This Friday, Good Friday in the Christian world, the bells at First Presbyterian Church (FPC) will stop.
If you’ve ever walked Lake Hollingsworth, you’ve likely heard the bells, or carillon. The bells chime on the hour between 9 am and 9 pm daily, with additional chimes on Sundays.
A carillon is a set of stationary bells hung in a tower and sounded by manual or pedal action or by machinery, according to Dictionary.com.
On Good Friday, the bells will stop at 3 pm in recognition of the time when Christ is said to have died. They will chime 30 times, representing 30 pieces of silver (signifying the price for which Judas betrayed Jesus in the Bible), and then fall silent. They will remain silent until Easter morning when they will ring again to celebrate the risen Lord.
The silence is an auditory reminder of the significance of the days between Good Friday and Easter.
Selecting the Music
John Lowery, an FPC member and staff member, has been responsible for decades for planning the music the carillon plays.

“John makes the music happen that plays for thousands of people every day,” says the Rev. Dr. John Fullerton, FPC Senior Pastor.
“The carillon system is a computer program,” Lowery explains. “You can program the carillon for an activity from now until a year from now.”
The system was installed in 1994 or 1995, according to Lowery, and he has been working with it since. Much of the music has been purchased by Lowery and his wife, Mary Edwin Lowery. “Whatever the occasion, we can play music for it.”
Lowery says he has special music for Youth Sunday, Pentecost, Advent, Easter, weddings, and funerals. He also has a playlist of songs featuring Canadian patriotic songs, which he sometimes plays for the Canadian visitors in the winter.
The Canadian song, “Land of Hope and Glory,” is the same music as the United States’ “Pomp and Circumstance,” which he plays on commencement Sundays and when Lakeland High School has their graduation each year. Lowery works diligently to make the bells a community blessing.
Community Impact
Steve Semmel of St. Petersburg commented via Facebook on the bells, saying he always enjoyed listening to the bells when he was in town for work. “The bells were a convenient reminder of the time and kept my brain in track with the passing of hours,” as he walked, he says.
Semmel also says, “When I traveled, I used to walk up to the church and call my wife in St. Petersburg at 6 pm. We listened to the music together. It was sort of our remote date night while I was away.”
The carillon brought the community together during Covid. As we approach Easter, Lowery talks about Easter of 2020 (in the midst of Covid) when large gatherings were not permitted. “At noon, one peal – Christ the Lord is Risen Today – ran for a couple of minutes.
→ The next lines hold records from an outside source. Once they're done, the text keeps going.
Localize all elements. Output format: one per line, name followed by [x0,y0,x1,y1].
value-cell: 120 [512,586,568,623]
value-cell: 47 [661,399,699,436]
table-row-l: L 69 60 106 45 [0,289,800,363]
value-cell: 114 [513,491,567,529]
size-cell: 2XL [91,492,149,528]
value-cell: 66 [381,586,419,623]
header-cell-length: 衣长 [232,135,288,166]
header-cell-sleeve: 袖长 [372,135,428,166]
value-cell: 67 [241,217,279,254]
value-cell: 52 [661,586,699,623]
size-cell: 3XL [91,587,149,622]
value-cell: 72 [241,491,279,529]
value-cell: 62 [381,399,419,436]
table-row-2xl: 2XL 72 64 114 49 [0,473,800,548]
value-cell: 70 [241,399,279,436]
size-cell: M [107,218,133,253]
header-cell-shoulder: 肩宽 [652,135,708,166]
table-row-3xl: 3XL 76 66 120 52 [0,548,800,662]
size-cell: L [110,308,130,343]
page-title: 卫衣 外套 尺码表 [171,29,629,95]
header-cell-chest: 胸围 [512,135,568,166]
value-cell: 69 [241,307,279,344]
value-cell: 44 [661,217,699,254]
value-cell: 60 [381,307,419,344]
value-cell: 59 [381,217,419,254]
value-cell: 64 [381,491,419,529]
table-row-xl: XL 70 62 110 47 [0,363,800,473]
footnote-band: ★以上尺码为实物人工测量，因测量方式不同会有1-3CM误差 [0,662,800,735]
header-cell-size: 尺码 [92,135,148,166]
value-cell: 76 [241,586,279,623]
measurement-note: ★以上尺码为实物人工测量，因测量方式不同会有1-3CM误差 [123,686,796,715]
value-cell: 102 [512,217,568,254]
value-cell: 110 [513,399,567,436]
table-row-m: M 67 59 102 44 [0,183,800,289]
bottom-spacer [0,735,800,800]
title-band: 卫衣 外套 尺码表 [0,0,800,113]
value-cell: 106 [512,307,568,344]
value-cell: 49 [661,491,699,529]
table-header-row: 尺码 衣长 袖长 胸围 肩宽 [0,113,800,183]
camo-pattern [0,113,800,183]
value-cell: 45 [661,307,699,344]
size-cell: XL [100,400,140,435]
We played about 20 minutes of music with no idea what would happen.”
What happened was a line of cars gathered in the parking lot to listen to the music and to celebrate Easter in an unexpected way.
Musical Selections
On the days when weddings are held in the church, Lowery plays three wedding hymns, to the surprise and delight of the bride and groom.
“We don’t tell the bride and groom,” he says. “As people are leaving the sanctuary, the wedding peal plays.”
“I loved that in one of the most special moments of my life, the bells were ringing in celebration of a new unity between Noah and I,” says Anna Butler, FPC’s Children’s Ministry Director who was married at FPC. “We now hear the bells daily at our house, and it often takes us back to that special moment.”
“It’s fun,” Lowery says, “knowing that I can change things around and know that it’s not the same old, same old.”
The late Flo Aldridge, former FPC organist, was recorded playing, and several of those songs have been converted into chimes that can be played. Included in her contribution to the carillon are songs like, “The King is Exalted.”
“The carillon is something to program, something to play with,” Lowery says. “For me, it’s not work. It’s play time.”
Holy Week
If you are in the area this week, listen to the bells on the hour and observe their silence this weekend as the church invites the surrounding community to engage with them in preparing for Easter.